Much of my living space is painted white but the area where I sleep and do my thinking is a pale, speckled flesh tint. I found the paint through a prosthetics supplier on the Lower East Side. It's perfect. It shimmers like a vast membrane. My one concession to comfort is a padded armchair and a round pouffe on cabriole legs on which I like to put my feet of an evening. They are icons, relics from Barnsley and a bygone age, and together they form a metaphor for lost leisure time.
I dress in functional clothes; I hate gimmicks and fashion of any kind - it is merely coincidence that my all-in-one suits are exactly in line with the trend for reductionism. For me, life has to be stripped bare of all non-essential frippery in order to assess what is truth. It is probably what makes me so difficult to live with.
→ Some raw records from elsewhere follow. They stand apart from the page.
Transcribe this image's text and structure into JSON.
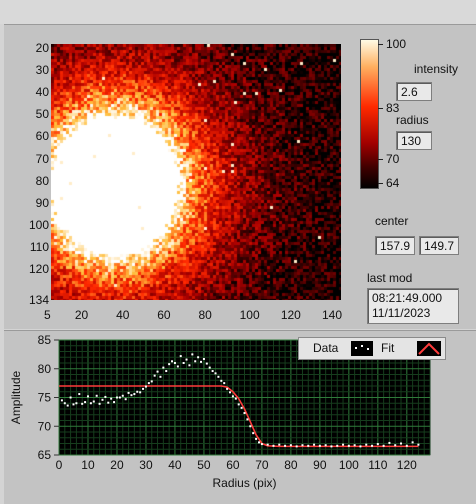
{
  "image_panel": {
    "y_ticks": [
      "20",
      "30",
      "40",
      "50",
      "60",
      "70",
      "80",
      "90",
      "100",
      "110",
      "120",
      "134"
    ],
    "x_ticks": [
      "5",
      "20",
      "40",
      "60",
      "80",
      "100",
      "120",
      "140"
    ]
  },
  "colorbar": {
    "ticks": [
      "100",
      "83",
      "70",
      "64"
    ],
    "colors": [
      "#fffbe6",
      "#ffb060",
      "#ff2a00",
      "#a00000",
      "#400000",
      "#000000"
    ]
  },
  "intensity": {
    "label": "intensity",
    "value": "2.6"
  },
  "radius": {
    "label": "radius",
    "value": "130"
  },
  "center": {
    "label": "center",
    "x": "157.9",
    "y": "149.7"
  },
  "last_mod": {
    "label": "last mod",
    "time": "08:21:49.000",
    "date": "11/11/2023"
  },
  "chart_data": {
    "type": "scatter",
    "xlabel": "Radius (pix)",
    "ylabel": "Amplitude",
    "xlim": [
      0,
      128
    ],
    "ylim": [
      65,
      85
    ],
    "x_ticks": [
      "0",
      "10",
      "20",
      "30",
      "40",
      "50",
      "60",
      "70",
      "80",
      "90",
      "100",
      "110",
      "120"
    ],
    "y_ticks": [
      "85",
      "80",
      "75",
      "70",
      "65"
    ],
    "legend": [
      {
        "name": "Data",
        "color": "#ffffff"
      },
      {
        "name": "Fit",
        "color": "#ff3b3b"
      }
    ],
    "series": [
      {
        "name": "Data",
        "points": [
          [
            1,
            74.5
          ],
          [
            2,
            74.0
          ],
          [
            3,
            73.6
          ],
          [
            4,
            75.0
          ],
          [
            5,
            73.8
          ],
          [
            6,
            74.0
          ],
          [
            7,
            75.6
          ],
          [
            8,
            73.9
          ],
          [
            9,
            74.2
          ],
          [
            10,
            75.2
          ],
          [
            11,
            74.0
          ],
          [
            12,
            74.3
          ],
          [
            13,
            75.3
          ],
          [
            14,
            73.9
          ],
          [
            15,
            74.6
          ],
          [
            16,
            75.1
          ],
          [
            17,
            74.1
          ],
          [
            18,
            74.8
          ],
          [
            19,
            74.2
          ],
          [
            20,
            75.0
          ],
          [
            21,
            75.0
          ],
          [
            22,
            75.3
          ],
          [
            23,
            74.7
          ],
          [
            24,
            75.8
          ],
          [
            25,
            75.4
          ],
          [
            26,
            75.6
          ],
          [
            27,
            76.0
          ],
          [
            28,
            75.9
          ],
          [
            29,
            76.5
          ],
          [
            30,
            76.9
          ],
          [
            31,
            77.5
          ],
          [
            32,
            77.8
          ],
          [
            33,
            78.8
          ],
          [
            34,
            79.5
          ],
          [
            35,
            78.6
          ],
          [
            36,
            80.2
          ],
          [
            37,
            79.6
          ],
          [
            38,
            80.8
          ],
          [
            39,
            81.3
          ],
          [
            40,
            81.0
          ],
          [
            41,
            80.4
          ],
          [
            42,
            82.2
          ],
          [
            43,
            81.0
          ],
          [
            44,
            81.6
          ],
          [
            45,
            80.6
          ],
          [
            46,
            82.5
          ],
          [
            47,
            81.3
          ],
          [
            48,
            82.0
          ],
          [
            49,
            81.2
          ],
          [
            50,
            81.7
          ],
          [
            51,
            80.9
          ],
          [
            52,
            80.2
          ],
          [
            53,
            79.6
          ],
          [
            54,
            79.2
          ],
          [
            55,
            78.6
          ],
          [
            56,
            77.9
          ],
          [
            57,
            77.5
          ],
          [
            58,
            76.5
          ],
          [
            59,
            75.9
          ],
          [
            60,
            75.2
          ],
          [
            61,
            74.8
          ],
          [
            62,
            73.8
          ],
          [
            63,
            73.2
          ],
          [
            64,
            72.3
          ],
          [
            65,
            71.2
          ],
          [
            66,
            70.0
          ],
          [
            67,
            68.8
          ],
          [
            68,
            67.8
          ],
          [
            69,
            67.2
          ],
          [
            70,
            66.9
          ],
          [
            72,
            66.8
          ],
          [
            74,
            66.6
          ],
          [
            76,
            66.8
          ],
          [
            78,
            66.6
          ],
          [
            80,
            66.7
          ],
          [
            82,
            66.5
          ],
          [
            84,
            66.7
          ],
          [
            86,
            66.6
          ],
          [
            88,
            66.8
          ],
          [
            90,
            66.6
          ],
          [
            92,
            66.7
          ],
          [
            94,
            66.5
          ],
          [
            96,
            66.6
          ],
          [
            98,
            66.8
          ],
          [
            100,
            66.6
          ],
          [
            102,
            66.7
          ],
          [
            104,
            66.5
          ],
          [
            106,
            66.8
          ],
          [
            108,
            66.6
          ],
          [
            110,
            66.9
          ],
          [
            112,
            66.6
          ],
          [
            114,
            67.1
          ],
          [
            116,
            66.7
          ],
          [
            118,
            67.0
          ],
          [
            120,
            66.6
          ],
          [
            122,
            67.2
          ],
          [
            124,
            66.8
          ]
        ]
      },
      {
        "name": "Fit",
        "points": [
          [
            0,
            77.0
          ],
          [
            56,
            77.0
          ],
          [
            58,
            76.8
          ],
          [
            60,
            76.0
          ],
          [
            62,
            74.8
          ],
          [
            64,
            73.0
          ],
          [
            66,
            70.8
          ],
          [
            68,
            68.5
          ],
          [
            70,
            67.0
          ],
          [
            72,
            66.6
          ],
          [
            76,
            66.5
          ],
          [
            124,
            66.5
          ]
        ]
      }
    ]
  }
}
Well, that and the trail of wires and monitors and prostheses attached to my body day and night.
I have experimented with cyber arms but found them clumsy and itchy, so I am beginning to grow another limb from transplanted foetal tissue on my upper right back. The last installation involved paralysing my body while electronic connectors took over its functioning - very uncomfortable but liberating.
My new installation, The Pleasure and Terror of Domestic Life, looks at the individual's place in modern society. In Part 1, a couple appear, seemingly absorbed in their inconsequential domestic pursuits, assembling the signifiers of home and family, stabilising society in its fundamental unit. But, in capturing reality, too much is revealed and the pleasure of the ideology is spoilt. We must feed our need to go deeper, and so in Part 2 the audience is invited inside. Through nanorobots, the body itself becomes the installation, opened like a flower to reveal living sculpture.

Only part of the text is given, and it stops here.